I am working on a Cloud Technology project and need to delete a specific "folder" within an S3 bucket using a Python script. Since S3 is an object store and not a file system, I am struggling with the Boto3 syntax to remove a prefix and all the objects under it. Is there a way to perform a bulk delete, or do I have to iterate through every single object key manually to clear the directory?
3 answers
To delete a folder in S3 via Boto3, you must remember that S3 is a flat structure. A "folder" is just a zero-byte object ending in a forward slash or simply a prefix shared by other objects. To delete it, you first need to list all objects with that prefix using list_objects_v2. Once you have the list of keys, you can use the delete_objects method to remove up to 1,000 objects in a single batch request. This is the most efficient way to handle cleanup in Software Development and Cloud Technology workflows. If you have more than 1,000 objects, you will need to loop through the pagination.
Does your S3 bucket have versioning enabled? If it does, simply deleting the object won't actually free up space; it will just create a delete marker, leaving the old versions intact in the background.
The easiest way for small folders is using the high-level s3.Bucket.objects.filter(Prefix='folder_name/').delete() method.

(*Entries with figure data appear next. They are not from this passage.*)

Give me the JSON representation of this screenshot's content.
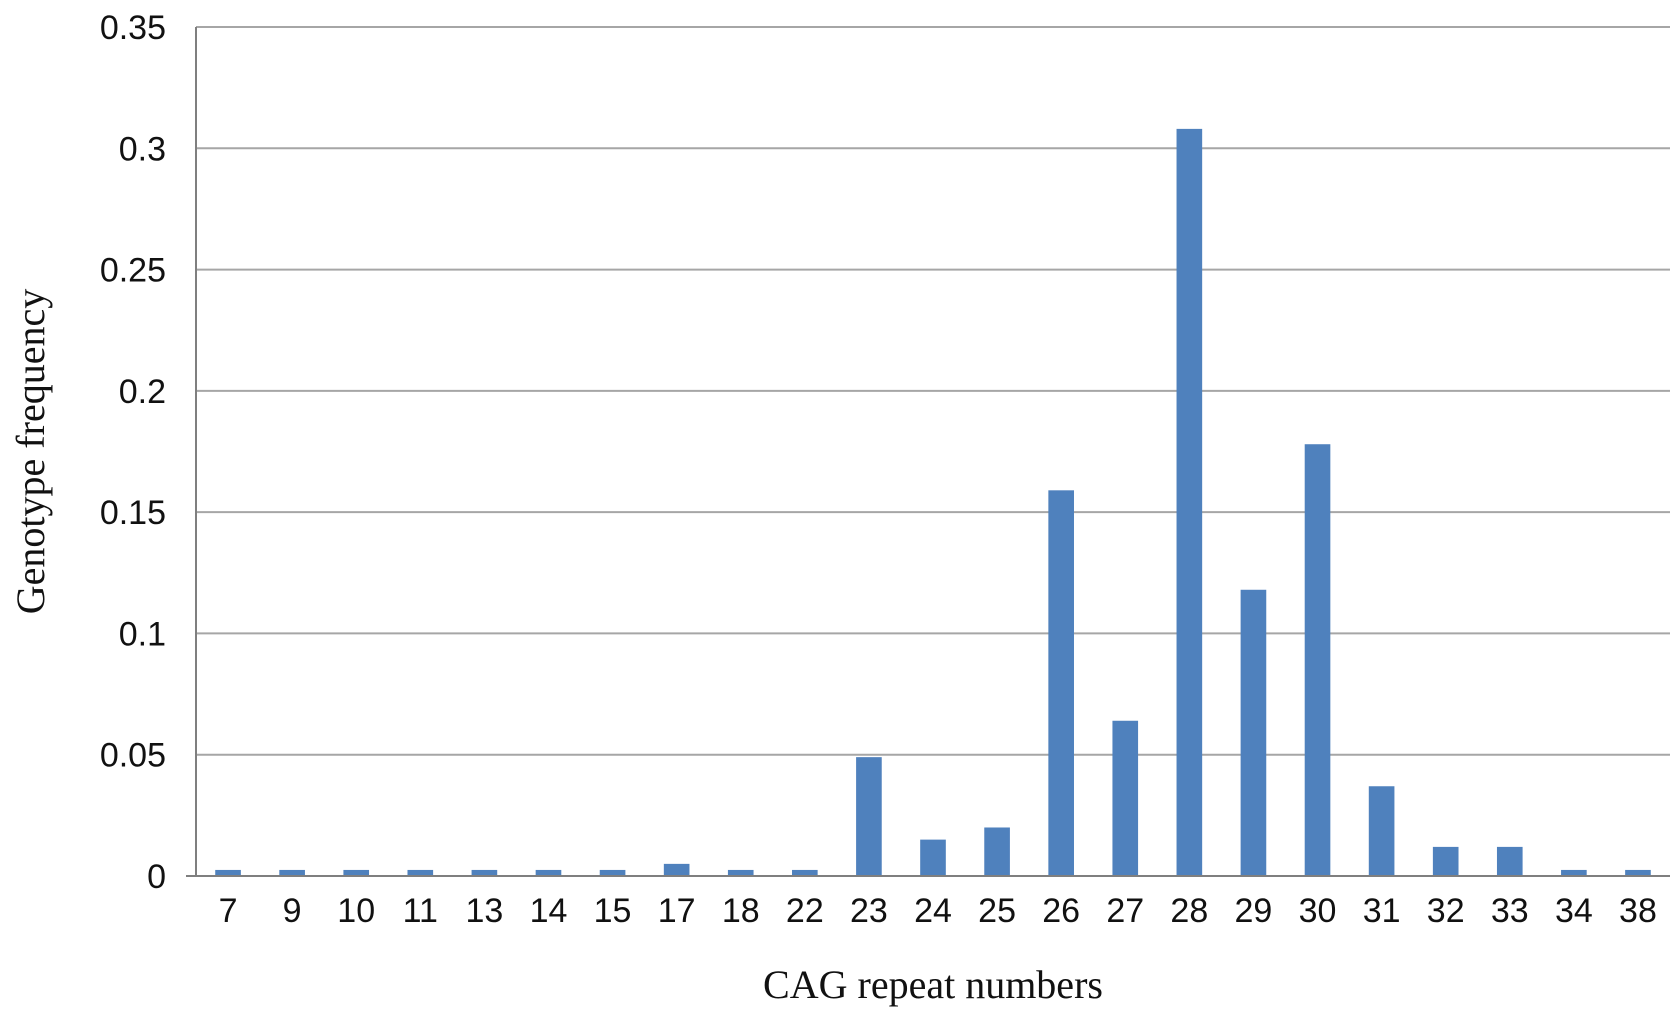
{
  "chart_data": {
    "type": "bar",
    "title": "",
    "xlabel": "CAG repeat numbers",
    "ylabel": "Genotype frequency",
    "categories": [
      "7",
      "9",
      "10",
      "11",
      "13",
      "14",
      "15",
      "17",
      "18",
      "22",
      "23",
      "24",
      "25",
      "26",
      "27",
      "28",
      "29",
      "30",
      "31",
      "32",
      "33",
      "34",
      "38"
    ],
    "values": [
      0.0025,
      0.0025,
      0.0025,
      0.0025,
      0.0025,
      0.0025,
      0.0025,
      0.005,
      0.0025,
      0.0025,
      0.049,
      0.015,
      0.02,
      0.159,
      0.064,
      0.308,
      0.118,
      0.178,
      0.037,
      0.012,
      0.012,
      0.0025,
      0.0025
    ],
    "ylim": [
      0,
      0.35
    ],
    "yticks": [
      0,
      0.05,
      0.1,
      0.15,
      0.2,
      0.25,
      0.3,
      0.35
    ],
    "ytick_labels": [
      "0",
      "0.05",
      "0.1",
      "0.15",
      "0.2",
      "0.25",
      "0.3",
      "0.35"
    ],
    "grid": true,
    "legend": "none",
    "colors": {
      "bar": "#4f81bd"
    }
  }
}
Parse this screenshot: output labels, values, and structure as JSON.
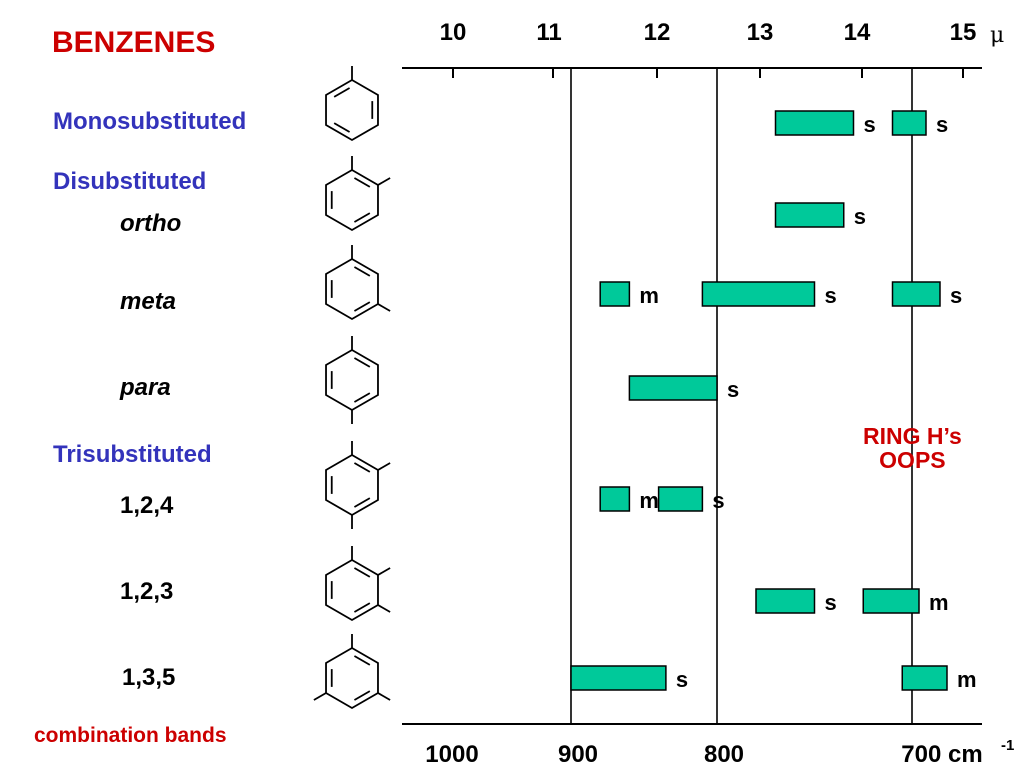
{
  "title": "BENZENES",
  "sections": {
    "mono": "Monosubstituted",
    "di": "Disubstituted",
    "tri": "Trisubstituted"
  },
  "compounds": {
    "ortho": "ortho",
    "meta": "meta",
    "para": "para",
    "t124": "1,2,4",
    "t123": "1,2,3",
    "t135": "1,3,5"
  },
  "footer_label": "combination bands",
  "annotation": {
    "line1": "RING H’s",
    "line2": "OOPS"
  },
  "colors": {
    "band_fill": "#00c99a",
    "title": "#cc0000",
    "section": "#3333bb"
  },
  "chart_data": {
    "type": "range-bar",
    "top_axis": {
      "unit": "μ",
      "ticks": [
        10,
        11,
        12,
        13,
        14,
        15
      ]
    },
    "bottom_axis": {
      "unit": "cm-1",
      "ticks": [
        1000,
        900,
        800,
        700
      ],
      "tick_labels": [
        "1000",
        "900",
        "800",
        "700 cm"
      ]
    },
    "reference_lines_cm": [
      890,
      790,
      700
    ],
    "rows": [
      {
        "name": "mono",
        "bands": [
          {
            "from": 770,
            "to": 730,
            "intensity": "s"
          },
          {
            "from": 710,
            "to": 690,
            "intensity": "s"
          }
        ]
      },
      {
        "name": "ortho",
        "bands": [
          {
            "from": 770,
            "to": 735,
            "intensity": "s"
          }
        ]
      },
      {
        "name": "meta",
        "bands": [
          {
            "from": 880,
            "to": 860,
            "intensity": "m"
          },
          {
            "from": 810,
            "to": 750,
            "intensity": "s"
          },
          {
            "from": 710,
            "to": 680,
            "intensity": "s"
          }
        ]
      },
      {
        "name": "para",
        "bands": [
          {
            "from": 860,
            "to": 800,
            "intensity": "s"
          }
        ]
      },
      {
        "name": "t124",
        "bands": [
          {
            "from": 880,
            "to": 860,
            "intensity": "m"
          },
          {
            "from": 840,
            "to": 810,
            "intensity": "s"
          }
        ]
      },
      {
        "name": "t123",
        "bands": [
          {
            "from": 780,
            "to": 750,
            "intensity": "s"
          },
          {
            "from": 725,
            "to": 695,
            "intensity": "m"
          }
        ]
      },
      {
        "name": "t135",
        "bands": [
          {
            "from": 900,
            "to": 835,
            "intensity": "s"
          },
          {
            "from": 705,
            "to": 675,
            "intensity": "m"
          }
        ]
      }
    ]
  }
}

It handles the batching logic for you automatically behind the scenes.
I agree with Linda. The resource-level API in Boto3 is much more "Pythonic" and saves you from writing the manual loop for the delete_objects batching, which is perfect for most Cloud Technology tasks.
Michael, thanks for bringing that up! I checked, and versioning is indeed enabled on our production bucket. To truly "delete" the folder, I found I had to iterate through the object_versions instead of just the objects. My script now targets version_id to ensure those hidden files aren't hanging around and inflating our AWS bill. It's a crucial distinction for anyone working in Cloud Technology to understand before they start writing cleanup scripts.